Polizei: Veranstaltungen gleichen Kaffeefahrten

Polizei, Kirche und Mediziner warnen vor selbsternannten Heilern

Liegt derzeit in vielen Briefkästen: Eine Einladung des Bruno-Gröning-Freundeskreises. Die Polizei rät, den Flyer wegzuwerfen. Foto:  Wüllner

Zierenberg. „Medizinisch geprüfte Heilungen", „auf der Basis von medizinischen Befunden unabhängiger Ärzte belegt und dokumentiert": Das verspricht der Bruno-Gröning-Freundeskreis auf Flyern, die derzeit in vielen Briefkästen im Wolfhager Land liegen.

„Hilfe und Heilung auf geistigem Weg“ verspricht die Broschüre und das „medizinisch beweisbar“. Der Kern der angeblichen Heilungen ist der „göttliche Heilstrom“, der Krankheiten wie Ängste, Depressionen, Allergien und ähnliches heilen könne. Auch Süchte könnten dauerhaft auf geistigem Weg geheilt werden, so das Versprechen.

Dabei würden keine „finanziellen oder rechtlichen Bindungen“ bestehen. Der Eintritt zu den Veranstaltungen ist frei. Eine solche findet unter anderem am Sonntag, 19. April, um 15 Uhr im Zentrum Helfensteine in Zierenberg statt. Dort wird Dr. C. Frehse referieren, wird angekündigt. Dafür werde lediglich um eine Spende gebeten, heißt es in dem Flyer.

„Solche zwielichtigen Flyer sollte man gleich in den Papierkorb werfen“, rät Wolfgang Jungnitsch, Sprecher des Polizeipräsidiums Nordhessen. Diese Veranstaltungen seien ähnlich wie Kaffeefahrten. „Man sollte auf den gesunden Menschenverstand setzen.“ Verhindern kann die Polizei Veranstaltungen wie diese aber nicht. „So lange nichts offenkundig Strafbares vorliegt, können wir nichts machen“, sagt Jungnitsch. Derzeit liege nichts strafrechtlich relevantes vor.

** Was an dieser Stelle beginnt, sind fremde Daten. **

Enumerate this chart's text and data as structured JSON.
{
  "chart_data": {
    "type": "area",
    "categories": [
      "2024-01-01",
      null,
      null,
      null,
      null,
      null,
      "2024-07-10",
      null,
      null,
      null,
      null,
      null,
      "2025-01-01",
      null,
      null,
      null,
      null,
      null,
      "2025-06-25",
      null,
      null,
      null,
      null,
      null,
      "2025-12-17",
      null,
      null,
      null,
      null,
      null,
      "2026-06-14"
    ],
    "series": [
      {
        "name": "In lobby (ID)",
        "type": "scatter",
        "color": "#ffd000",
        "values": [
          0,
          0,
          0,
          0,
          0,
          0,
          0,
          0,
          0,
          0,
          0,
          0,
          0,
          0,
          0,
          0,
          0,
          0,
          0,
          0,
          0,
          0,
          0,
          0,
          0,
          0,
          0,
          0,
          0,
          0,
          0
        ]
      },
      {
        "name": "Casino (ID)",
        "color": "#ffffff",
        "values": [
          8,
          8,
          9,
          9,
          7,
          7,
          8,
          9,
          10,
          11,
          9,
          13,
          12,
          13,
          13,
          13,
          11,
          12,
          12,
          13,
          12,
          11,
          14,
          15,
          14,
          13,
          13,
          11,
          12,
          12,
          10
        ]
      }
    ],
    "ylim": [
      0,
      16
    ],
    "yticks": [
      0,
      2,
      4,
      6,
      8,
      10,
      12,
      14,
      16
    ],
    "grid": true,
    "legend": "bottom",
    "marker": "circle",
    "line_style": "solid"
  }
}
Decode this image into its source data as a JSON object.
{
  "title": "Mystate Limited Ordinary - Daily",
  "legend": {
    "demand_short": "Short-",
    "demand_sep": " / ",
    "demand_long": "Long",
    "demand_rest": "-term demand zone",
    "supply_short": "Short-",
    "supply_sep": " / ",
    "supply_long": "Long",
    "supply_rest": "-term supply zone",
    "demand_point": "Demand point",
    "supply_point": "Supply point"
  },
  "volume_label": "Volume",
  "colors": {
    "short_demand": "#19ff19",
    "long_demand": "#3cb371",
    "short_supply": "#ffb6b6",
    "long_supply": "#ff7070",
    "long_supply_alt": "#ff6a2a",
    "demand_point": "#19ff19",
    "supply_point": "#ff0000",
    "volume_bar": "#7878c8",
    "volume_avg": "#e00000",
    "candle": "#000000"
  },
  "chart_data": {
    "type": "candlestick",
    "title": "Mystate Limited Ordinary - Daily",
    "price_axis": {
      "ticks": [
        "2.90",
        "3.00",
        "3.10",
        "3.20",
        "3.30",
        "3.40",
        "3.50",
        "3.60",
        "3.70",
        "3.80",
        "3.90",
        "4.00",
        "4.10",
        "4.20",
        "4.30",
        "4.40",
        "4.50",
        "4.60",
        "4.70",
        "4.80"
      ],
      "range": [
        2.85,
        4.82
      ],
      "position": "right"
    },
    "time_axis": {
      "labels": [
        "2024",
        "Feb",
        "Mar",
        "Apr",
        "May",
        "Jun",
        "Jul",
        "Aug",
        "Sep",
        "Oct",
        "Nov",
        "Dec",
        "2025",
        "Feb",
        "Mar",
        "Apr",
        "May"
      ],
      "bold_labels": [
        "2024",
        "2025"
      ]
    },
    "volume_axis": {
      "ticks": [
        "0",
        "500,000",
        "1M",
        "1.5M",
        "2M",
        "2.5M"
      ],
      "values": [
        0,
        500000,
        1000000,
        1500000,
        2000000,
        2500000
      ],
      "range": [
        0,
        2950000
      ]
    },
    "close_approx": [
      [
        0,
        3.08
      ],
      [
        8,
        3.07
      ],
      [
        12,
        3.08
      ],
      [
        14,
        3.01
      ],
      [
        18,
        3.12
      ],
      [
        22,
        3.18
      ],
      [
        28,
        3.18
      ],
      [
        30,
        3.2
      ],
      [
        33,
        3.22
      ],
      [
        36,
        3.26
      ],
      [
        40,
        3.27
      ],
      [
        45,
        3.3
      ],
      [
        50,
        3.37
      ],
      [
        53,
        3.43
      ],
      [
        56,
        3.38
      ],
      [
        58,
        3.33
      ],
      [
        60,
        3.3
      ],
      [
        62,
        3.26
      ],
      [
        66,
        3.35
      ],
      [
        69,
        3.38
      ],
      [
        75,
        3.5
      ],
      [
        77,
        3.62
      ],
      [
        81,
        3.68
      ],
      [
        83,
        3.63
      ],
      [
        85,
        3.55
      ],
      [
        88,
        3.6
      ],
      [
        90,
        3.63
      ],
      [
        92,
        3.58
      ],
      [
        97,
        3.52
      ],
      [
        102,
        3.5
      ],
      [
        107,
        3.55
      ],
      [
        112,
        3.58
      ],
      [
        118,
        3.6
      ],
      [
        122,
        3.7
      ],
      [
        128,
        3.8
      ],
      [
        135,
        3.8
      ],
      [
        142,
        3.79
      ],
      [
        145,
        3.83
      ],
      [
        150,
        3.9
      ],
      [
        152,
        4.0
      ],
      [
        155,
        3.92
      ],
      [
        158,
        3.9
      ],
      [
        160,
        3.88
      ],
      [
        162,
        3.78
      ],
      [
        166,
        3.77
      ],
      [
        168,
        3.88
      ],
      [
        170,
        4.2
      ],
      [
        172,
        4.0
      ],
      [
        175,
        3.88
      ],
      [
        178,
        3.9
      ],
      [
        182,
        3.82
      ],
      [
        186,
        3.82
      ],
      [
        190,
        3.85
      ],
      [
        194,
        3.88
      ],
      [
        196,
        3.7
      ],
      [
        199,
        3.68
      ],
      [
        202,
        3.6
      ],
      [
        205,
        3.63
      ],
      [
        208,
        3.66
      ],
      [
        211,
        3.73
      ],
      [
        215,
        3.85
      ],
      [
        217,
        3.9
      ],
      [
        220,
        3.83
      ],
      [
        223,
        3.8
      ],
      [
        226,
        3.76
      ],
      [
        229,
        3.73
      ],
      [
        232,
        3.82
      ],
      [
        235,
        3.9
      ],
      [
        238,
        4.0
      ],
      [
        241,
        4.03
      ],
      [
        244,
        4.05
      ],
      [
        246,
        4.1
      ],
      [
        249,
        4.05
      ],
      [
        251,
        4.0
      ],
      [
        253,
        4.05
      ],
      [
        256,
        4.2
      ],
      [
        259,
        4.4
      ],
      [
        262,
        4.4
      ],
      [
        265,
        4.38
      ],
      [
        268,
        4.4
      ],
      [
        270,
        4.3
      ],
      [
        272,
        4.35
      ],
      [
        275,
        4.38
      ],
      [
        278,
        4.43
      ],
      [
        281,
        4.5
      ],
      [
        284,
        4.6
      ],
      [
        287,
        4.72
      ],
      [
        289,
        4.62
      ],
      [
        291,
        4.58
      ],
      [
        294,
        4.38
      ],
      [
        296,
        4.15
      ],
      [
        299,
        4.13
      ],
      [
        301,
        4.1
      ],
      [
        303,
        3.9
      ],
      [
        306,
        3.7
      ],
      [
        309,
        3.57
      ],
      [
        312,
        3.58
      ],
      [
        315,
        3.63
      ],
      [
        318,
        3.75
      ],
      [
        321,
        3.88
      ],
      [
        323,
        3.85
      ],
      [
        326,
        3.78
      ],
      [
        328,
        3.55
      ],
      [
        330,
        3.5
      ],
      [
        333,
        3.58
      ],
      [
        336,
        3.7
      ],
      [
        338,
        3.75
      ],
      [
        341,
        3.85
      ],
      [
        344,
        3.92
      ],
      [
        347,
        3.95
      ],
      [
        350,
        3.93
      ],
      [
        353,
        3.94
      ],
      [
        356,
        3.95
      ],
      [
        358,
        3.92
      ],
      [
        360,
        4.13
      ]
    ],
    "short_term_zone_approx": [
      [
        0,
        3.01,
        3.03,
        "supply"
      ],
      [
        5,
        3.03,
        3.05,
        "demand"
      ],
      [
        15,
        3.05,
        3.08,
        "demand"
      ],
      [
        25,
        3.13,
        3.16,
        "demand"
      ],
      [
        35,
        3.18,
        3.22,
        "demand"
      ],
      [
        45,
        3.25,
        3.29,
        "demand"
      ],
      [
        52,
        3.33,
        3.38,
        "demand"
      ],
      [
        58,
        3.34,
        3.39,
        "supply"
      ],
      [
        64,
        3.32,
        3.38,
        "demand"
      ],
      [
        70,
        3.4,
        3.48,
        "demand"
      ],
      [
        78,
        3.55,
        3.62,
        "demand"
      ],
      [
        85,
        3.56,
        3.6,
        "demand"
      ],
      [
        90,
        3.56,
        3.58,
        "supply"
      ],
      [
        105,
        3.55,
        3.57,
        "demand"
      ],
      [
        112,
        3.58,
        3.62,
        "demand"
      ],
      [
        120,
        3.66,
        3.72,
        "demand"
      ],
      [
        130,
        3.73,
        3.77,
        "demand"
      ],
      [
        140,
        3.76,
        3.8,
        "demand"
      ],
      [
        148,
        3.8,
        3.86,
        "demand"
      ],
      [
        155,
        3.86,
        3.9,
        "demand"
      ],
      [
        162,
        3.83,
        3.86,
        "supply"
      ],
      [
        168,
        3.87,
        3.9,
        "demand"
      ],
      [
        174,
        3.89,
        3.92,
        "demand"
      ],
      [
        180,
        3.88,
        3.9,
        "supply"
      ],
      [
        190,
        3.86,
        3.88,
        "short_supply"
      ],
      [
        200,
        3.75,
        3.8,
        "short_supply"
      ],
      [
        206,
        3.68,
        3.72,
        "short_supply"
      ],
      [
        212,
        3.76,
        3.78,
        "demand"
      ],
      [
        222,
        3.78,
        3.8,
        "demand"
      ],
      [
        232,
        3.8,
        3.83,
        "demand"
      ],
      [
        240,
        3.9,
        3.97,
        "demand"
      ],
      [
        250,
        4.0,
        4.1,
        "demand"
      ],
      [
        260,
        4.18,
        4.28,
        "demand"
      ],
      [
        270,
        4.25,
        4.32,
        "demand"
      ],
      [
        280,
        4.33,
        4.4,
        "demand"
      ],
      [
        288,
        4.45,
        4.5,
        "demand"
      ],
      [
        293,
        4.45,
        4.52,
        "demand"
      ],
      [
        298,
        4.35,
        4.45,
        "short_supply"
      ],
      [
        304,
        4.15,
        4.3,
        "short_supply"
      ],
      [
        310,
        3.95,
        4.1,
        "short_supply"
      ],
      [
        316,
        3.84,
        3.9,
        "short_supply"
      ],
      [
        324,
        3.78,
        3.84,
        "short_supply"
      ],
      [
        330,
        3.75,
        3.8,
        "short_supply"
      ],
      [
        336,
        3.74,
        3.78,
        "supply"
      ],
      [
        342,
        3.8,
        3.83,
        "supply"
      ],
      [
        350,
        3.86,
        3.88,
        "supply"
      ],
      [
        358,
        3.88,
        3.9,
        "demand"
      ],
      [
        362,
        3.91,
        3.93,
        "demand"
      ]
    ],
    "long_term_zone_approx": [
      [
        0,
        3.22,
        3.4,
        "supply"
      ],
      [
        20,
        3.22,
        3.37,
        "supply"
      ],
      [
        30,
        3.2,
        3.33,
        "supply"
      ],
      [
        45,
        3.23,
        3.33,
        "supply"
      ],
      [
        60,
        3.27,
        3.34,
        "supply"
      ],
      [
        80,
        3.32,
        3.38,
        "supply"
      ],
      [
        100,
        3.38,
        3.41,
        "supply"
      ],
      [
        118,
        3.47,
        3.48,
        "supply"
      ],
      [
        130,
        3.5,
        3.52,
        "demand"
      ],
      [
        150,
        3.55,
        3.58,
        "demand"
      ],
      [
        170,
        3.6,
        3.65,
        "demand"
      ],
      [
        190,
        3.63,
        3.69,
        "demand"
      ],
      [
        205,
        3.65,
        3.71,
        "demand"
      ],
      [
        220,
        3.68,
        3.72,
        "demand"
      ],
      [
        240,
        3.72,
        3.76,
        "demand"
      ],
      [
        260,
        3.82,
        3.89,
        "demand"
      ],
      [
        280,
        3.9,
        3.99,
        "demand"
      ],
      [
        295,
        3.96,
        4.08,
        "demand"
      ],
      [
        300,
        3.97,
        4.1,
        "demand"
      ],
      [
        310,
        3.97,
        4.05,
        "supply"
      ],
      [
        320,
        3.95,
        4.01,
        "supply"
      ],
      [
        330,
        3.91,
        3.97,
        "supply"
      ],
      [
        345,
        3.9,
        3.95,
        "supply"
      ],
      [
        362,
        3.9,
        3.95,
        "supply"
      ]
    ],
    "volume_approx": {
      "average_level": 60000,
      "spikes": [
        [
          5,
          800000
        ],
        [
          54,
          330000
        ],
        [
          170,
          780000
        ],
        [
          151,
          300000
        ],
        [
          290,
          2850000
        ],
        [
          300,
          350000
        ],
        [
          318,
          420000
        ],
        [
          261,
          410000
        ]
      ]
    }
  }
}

Auch die Evangelische Kirche von Kurhessen-Waldeck sieht den Bruno-Gröning-Freundeskreis kritisch. „ Diese Kritik bezieht sich auf unterschiedliche Punkte, die zum einen die heilsvermittelnde Person Bruno Grönings, zum anderen die übersteigerten Heilsversprechen und schließlich die christlich-theologische Perspektive betreffen“, sagt Pfarrer Oliver Koch, Beauftragter für Sekten und Weltanschauungsfragen.

Der behauptete wissenschaftliche Nachweis der Wirkung des „Heilstroms“ wird von der Kirche „stark angezweifelt“, der Freundeskreis vertrete ein okkult-magisches Weltbild. Die Gruppe sei theologisch gesehen neuoffenbarerisch einzuordnen und gebe sich einen „pseudo-wissenschaftlichen Anstrich“. Durch die Werbungen wecke der Freundeskreis „große Erwartungen in Menschen, die teilweise schwer krank sind“, so Pfarrer Oliver Koch. „In meiner Beratungsarbeit erlebe ich Menschen, die nach einiger Zeit schwer enttäuscht und frustriert sind und sich - wenn sie das können - wieder vom Bruno-Gröning-Freundeskreis abwenden. Sie berichten von einer Art Erfolgsdruck, gesund zu werden.“

Auch Mediziner sehen die Gruppierung skeptisch. Dr. Gottfried von Knoblauch zu Hatzbach, Präsident der Landesärztekammer Hessen, macht die Position der Ärztekammer deutlich: Man stehe dem Freundeskreis „bezüglich medizinischer Heilungsversprechen ablehnend gegenüber“. Die Organisation vertrete keine „medizinische Fachmeinung, sondern eine esoterische Weltanschauung“, so der Mediziner. Belege für die medizinische Prüfung angeblicher Heilungen würden nicht vorliegen.

Vom Bruno-Gröning-Freundeskreis war keine Stellungnahme zu bekommen.